Alex climbed the wall in just under 4 hours. By contrast, there are a couple hiking trails that range from 14 to 23 miles in length and all require about 4,500 to 5,000 foot of elevation gain taking 8-12 hours.


 

Think about job roles and career trajectories the same way. Though the fastest hiking trail requires about 50% more ups and downs in elevation and takes 2X as long, dozens of people each day safely navigate that trail to the top of the mountain. Alex is a VERY unique individual and didn't make this first-ever free solo ascent of the wall until June 2017. 

If you want your life to be sustainable, it probably isn't a wise move to try to follow in Alex's hand and foot holds up the mountain. Unless, of course, you are in the top 0.001% of climbers.

If you want your career and business to be sustainable, focus on developing comfortable capabilities at each step along the way. The steps should be a bit longer than you probably want, much like zone 2 training for endurance. The longer steps give you more time to deliberately practice and build a strong foundation for future growth. 

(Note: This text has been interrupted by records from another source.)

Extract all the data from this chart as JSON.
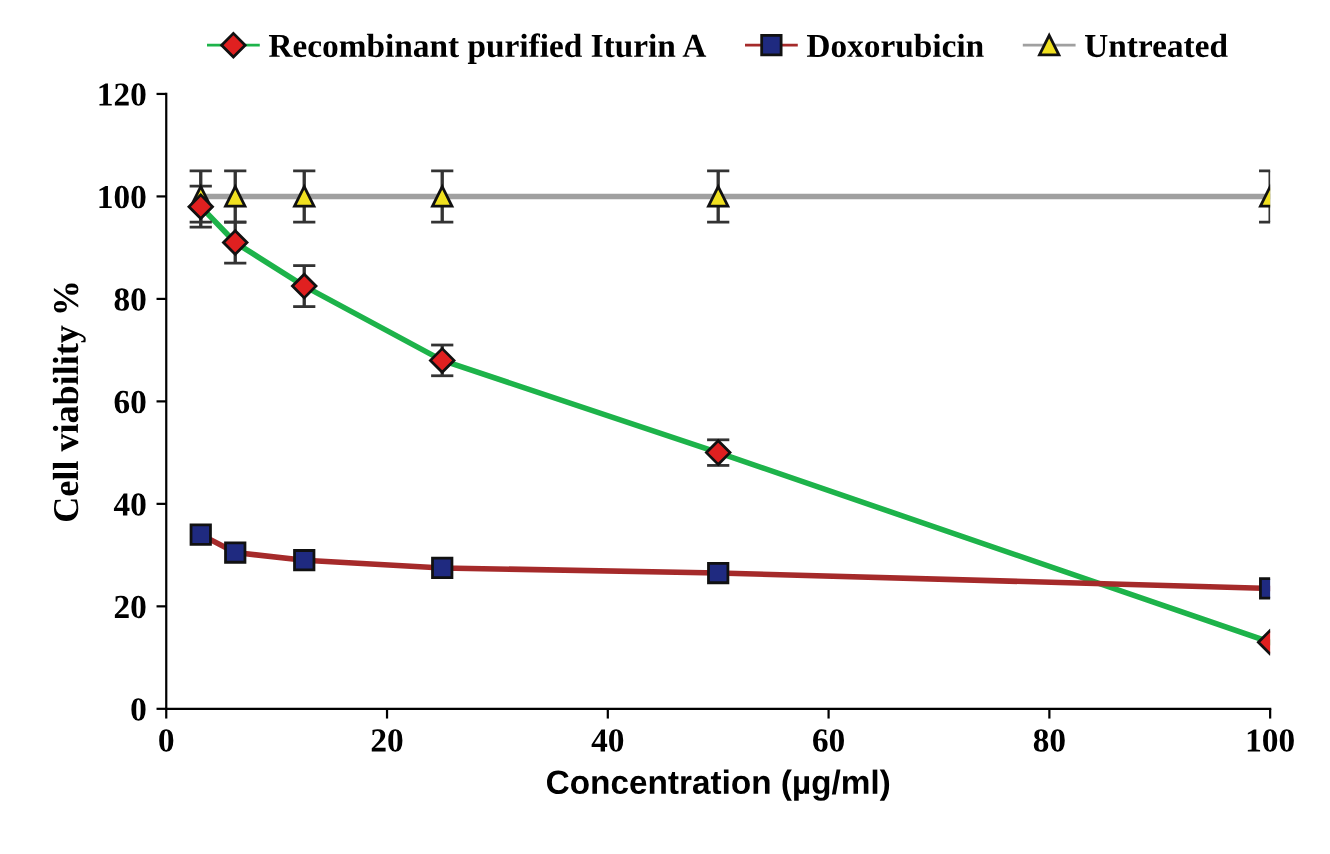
{
  "chart_data": {
    "type": "line",
    "xlabel": "Concentration (µg/ml)",
    "ylabel": "Cell viability %",
    "x": [
      3.125,
      6.25,
      12.5,
      25,
      50,
      100
    ],
    "series": [
      {
        "name": "Recombinant purified Iturin A",
        "color": "#1db34a",
        "colors": [
          "#e02020",
          "#e02020",
          "#e02020",
          "#e02020",
          "#e02020",
          "#e02020"
        ],
        "marker": "diamond",
        "values": [
          98,
          91,
          82.5,
          68,
          50,
          13
        ],
        "errors": [
          4,
          4,
          4,
          3,
          2.5,
          null
        ]
      },
      {
        "name": "Doxorubicin",
        "color": "#a52a2a",
        "colors": [
          "#1f2a80",
          "#1f2a80",
          "#1f2a80",
          "#1f2a80",
          "#1f2a80",
          "#1f2a80"
        ],
        "marker": "square",
        "values": [
          34,
          30.5,
          29,
          27.5,
          26.5,
          23.5
        ]
      },
      {
        "name": "Untreated",
        "color": "#a0a0a0",
        "colors": [
          "#f0e020",
          "#f0e020",
          "#f0e020",
          "#f0e020",
          "#f0e020",
          "#f0e020"
        ],
        "marker": "triangle",
        "values": [
          100,
          100,
          100,
          100,
          100,
          100
        ],
        "errors": [
          5,
          5,
          5,
          5,
          5,
          5
        ]
      }
    ],
    "xlim": [
      0,
      100
    ],
    "xticks": [
      0,
      20,
      40,
      60,
      80,
      100
    ],
    "ylim": [
      0,
      120
    ],
    "yticks": [
      0,
      20,
      40,
      60,
      80,
      100,
      120
    ],
    "grid": false,
    "legend": "top"
  }
}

Embrace the inevitable small portions of time where you may be going downhill a little due to either the terrain or your current capabilities. The time spent here will allow you to rest and deliberately practice building a stronger foundation for the next part of the climb. 

Do the math. An average of 10% improvement each year will yield dramatic improvements over ten years. 

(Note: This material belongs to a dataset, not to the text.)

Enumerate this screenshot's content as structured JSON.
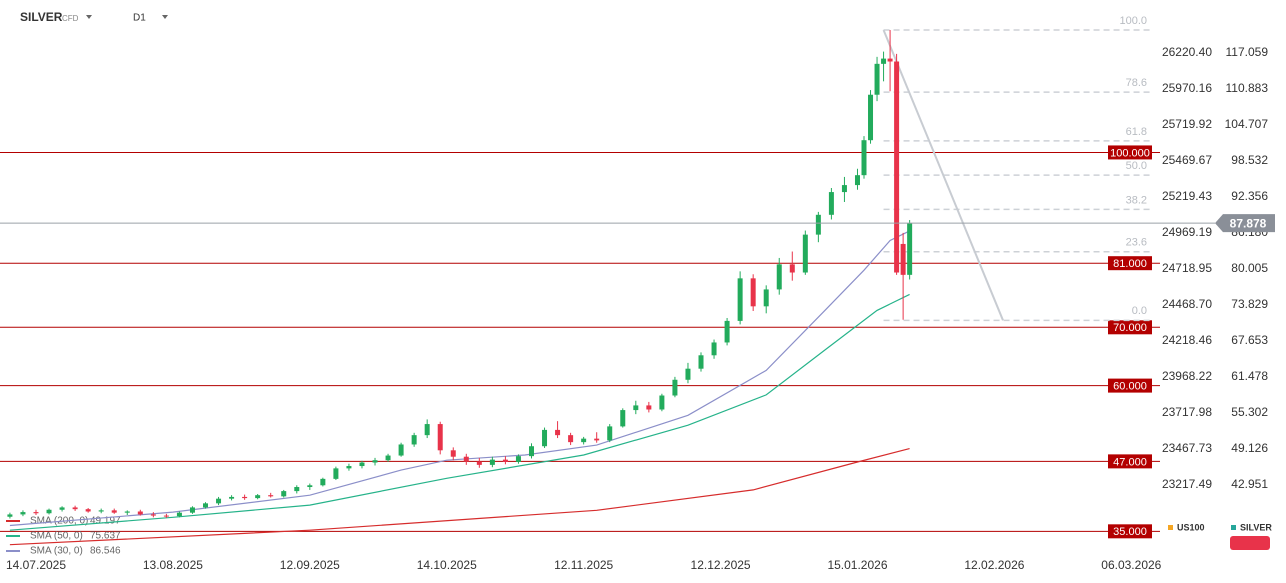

"If you want to become significantly better at anything, you have to fall in love with the process of doing it. Fall in love with boredom. Fall in love with repetition and practice. Fall in love with the process of what you do and let the results take care of themselves." - James Clear (Atomic Habits)


 

If you are struggling at a stage of growth, the design of your organizational structure and the people in those roles may need to be evaluated.

This applies to designing and building your career and life as well. If you love the journey, you are wealthier than most.